With a single thread doing a 'lock inc *mem' accross a cache line
boundary the workload which I measured with perf stat goes from:

     5,940,985,091      instructions              #    0.88  insn per cycle         
       2.780950806 seconds time elapsed
       0.998480000 seconds user
       4.202137000 seconds sys
to

     7,467,979,504      instructions              #    0.10  insn per cycle         
       5.110795917 seconds time elapsed
       7.123499000 seconds user
      37.266852000 seconds sys

The buslock injection rate is ~250k per second.

Even if I ratelimit the locked inc by a delay loop of ~5000 cycles
which is probably more than what the #DB will cost then this single task
still impacts the workload significantly:

     6,496,994,537      instructions              #    0.39  insn per cycle         
       3.043275473 seconds time elapsed
       1.899852000 seconds user
       8.957088000 seconds sys

The buslock injection rate is down to ~150k per second in this case.

And even with throttling the injection rate further down to 25k per
second the impact on the workload is still significant in the 10% range.

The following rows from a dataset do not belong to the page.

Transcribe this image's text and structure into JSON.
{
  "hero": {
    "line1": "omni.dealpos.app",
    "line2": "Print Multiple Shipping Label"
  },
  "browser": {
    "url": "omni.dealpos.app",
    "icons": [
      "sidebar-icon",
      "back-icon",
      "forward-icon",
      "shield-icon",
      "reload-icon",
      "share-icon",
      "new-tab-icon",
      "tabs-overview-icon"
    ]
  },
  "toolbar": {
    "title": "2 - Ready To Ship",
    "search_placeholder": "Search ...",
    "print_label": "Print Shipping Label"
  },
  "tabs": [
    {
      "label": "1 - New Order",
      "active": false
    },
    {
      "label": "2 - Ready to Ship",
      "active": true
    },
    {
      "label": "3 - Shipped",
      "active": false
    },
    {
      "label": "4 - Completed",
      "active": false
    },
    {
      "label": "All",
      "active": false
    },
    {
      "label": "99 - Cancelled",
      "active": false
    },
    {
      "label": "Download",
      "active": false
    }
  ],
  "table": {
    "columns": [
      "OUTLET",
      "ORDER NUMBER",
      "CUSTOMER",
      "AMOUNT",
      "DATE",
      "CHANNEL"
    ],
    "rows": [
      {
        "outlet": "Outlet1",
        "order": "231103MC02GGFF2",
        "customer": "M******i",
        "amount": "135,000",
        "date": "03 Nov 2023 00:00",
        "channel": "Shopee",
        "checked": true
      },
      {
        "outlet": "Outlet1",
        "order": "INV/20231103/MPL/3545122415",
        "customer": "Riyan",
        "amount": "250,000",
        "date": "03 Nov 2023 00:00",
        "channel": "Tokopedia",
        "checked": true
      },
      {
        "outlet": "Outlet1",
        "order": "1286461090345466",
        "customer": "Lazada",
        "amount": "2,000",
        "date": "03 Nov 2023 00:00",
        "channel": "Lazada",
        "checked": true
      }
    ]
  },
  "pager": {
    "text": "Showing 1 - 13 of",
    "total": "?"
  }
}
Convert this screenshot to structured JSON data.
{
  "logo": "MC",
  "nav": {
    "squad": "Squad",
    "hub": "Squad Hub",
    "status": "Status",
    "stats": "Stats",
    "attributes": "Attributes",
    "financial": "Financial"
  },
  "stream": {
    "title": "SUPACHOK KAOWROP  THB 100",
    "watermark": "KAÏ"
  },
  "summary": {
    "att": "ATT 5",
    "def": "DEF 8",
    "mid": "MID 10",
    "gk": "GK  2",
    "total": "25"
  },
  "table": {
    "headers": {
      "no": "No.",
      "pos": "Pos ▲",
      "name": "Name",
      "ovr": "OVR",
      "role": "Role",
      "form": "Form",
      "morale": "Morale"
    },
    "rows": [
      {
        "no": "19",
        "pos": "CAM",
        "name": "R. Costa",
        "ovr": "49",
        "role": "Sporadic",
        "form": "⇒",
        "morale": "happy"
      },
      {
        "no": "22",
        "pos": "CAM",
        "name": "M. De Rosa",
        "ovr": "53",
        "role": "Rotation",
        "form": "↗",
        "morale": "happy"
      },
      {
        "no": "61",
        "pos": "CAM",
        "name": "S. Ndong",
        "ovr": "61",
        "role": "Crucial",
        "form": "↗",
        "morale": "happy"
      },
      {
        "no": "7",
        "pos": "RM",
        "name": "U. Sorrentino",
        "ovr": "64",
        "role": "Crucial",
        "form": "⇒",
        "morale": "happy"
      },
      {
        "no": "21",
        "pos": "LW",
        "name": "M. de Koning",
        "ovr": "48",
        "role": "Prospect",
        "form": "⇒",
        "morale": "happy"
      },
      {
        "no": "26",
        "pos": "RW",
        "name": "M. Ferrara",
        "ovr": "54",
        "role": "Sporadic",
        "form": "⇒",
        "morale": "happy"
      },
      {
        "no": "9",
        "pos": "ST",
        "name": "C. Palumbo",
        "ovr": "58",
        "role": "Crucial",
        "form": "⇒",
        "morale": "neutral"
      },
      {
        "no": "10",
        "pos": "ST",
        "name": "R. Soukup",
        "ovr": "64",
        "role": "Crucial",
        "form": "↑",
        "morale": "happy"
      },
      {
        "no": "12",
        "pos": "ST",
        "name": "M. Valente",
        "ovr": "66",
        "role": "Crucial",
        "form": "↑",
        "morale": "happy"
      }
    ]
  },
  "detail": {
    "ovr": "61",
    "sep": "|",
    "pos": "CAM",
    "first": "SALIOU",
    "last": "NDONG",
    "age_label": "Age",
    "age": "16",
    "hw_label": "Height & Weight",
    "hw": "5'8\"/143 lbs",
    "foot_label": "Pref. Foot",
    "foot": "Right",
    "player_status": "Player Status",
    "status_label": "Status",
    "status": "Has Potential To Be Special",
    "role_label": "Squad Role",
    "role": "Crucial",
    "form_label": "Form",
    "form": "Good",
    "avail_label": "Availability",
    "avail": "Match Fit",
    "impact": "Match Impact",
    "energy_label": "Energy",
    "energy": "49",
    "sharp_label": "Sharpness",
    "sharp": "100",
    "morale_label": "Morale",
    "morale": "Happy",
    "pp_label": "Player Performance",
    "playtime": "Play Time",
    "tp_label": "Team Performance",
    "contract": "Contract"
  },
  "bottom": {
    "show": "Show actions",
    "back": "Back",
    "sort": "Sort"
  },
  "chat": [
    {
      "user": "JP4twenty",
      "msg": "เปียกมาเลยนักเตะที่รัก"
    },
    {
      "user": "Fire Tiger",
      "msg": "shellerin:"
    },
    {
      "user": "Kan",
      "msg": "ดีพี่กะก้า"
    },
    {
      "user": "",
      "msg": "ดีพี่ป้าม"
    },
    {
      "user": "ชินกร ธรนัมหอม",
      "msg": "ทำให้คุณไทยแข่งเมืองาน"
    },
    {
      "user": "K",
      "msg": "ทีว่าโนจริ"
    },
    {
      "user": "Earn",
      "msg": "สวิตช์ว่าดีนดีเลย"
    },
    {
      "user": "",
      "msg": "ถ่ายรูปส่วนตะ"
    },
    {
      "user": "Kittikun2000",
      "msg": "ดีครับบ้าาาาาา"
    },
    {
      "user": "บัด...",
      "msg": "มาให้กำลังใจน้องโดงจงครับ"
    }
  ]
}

And of course the documentation of the ratelimit parameter explains all
of this in great detail so the administrator has a trivial job to tune
that, right?

>> > +	case sld_ratelimit:
>> > +		/* Enforce no more than bld_ratelimit bus locks/sec. */
>> > +		while (!__ratelimit(&get_current_user()->bld_ratelimit))
>> > +			msleep(1000 / bld_ratelimit);

For any ratelimit > 1000 this will loop up to 1000 times with
CONFIG_HZ=1000.

Assume that the buslock producer has tons of threads which all end up
here pretty soon then you launch a mass wakeup in the worst case every
jiffy. Are you sure that the cure is better than the disease?

> If I split this whole patch set into two patch sets:
> 1. Three patches in the first patch set: the enumeration patch, the warn
>    and fatal patch, and the documentation patch.
> 2. Two patches in the second patch set: the ratelimit patch and the
>    documentation patch.
>
> Then I will send the two patch sets separately, you will accept them one
> by one. Is that OK?

That's obviously the right thing to do because #1 should be ready and we
can sort out #2 seperately. See the conversation with Tony.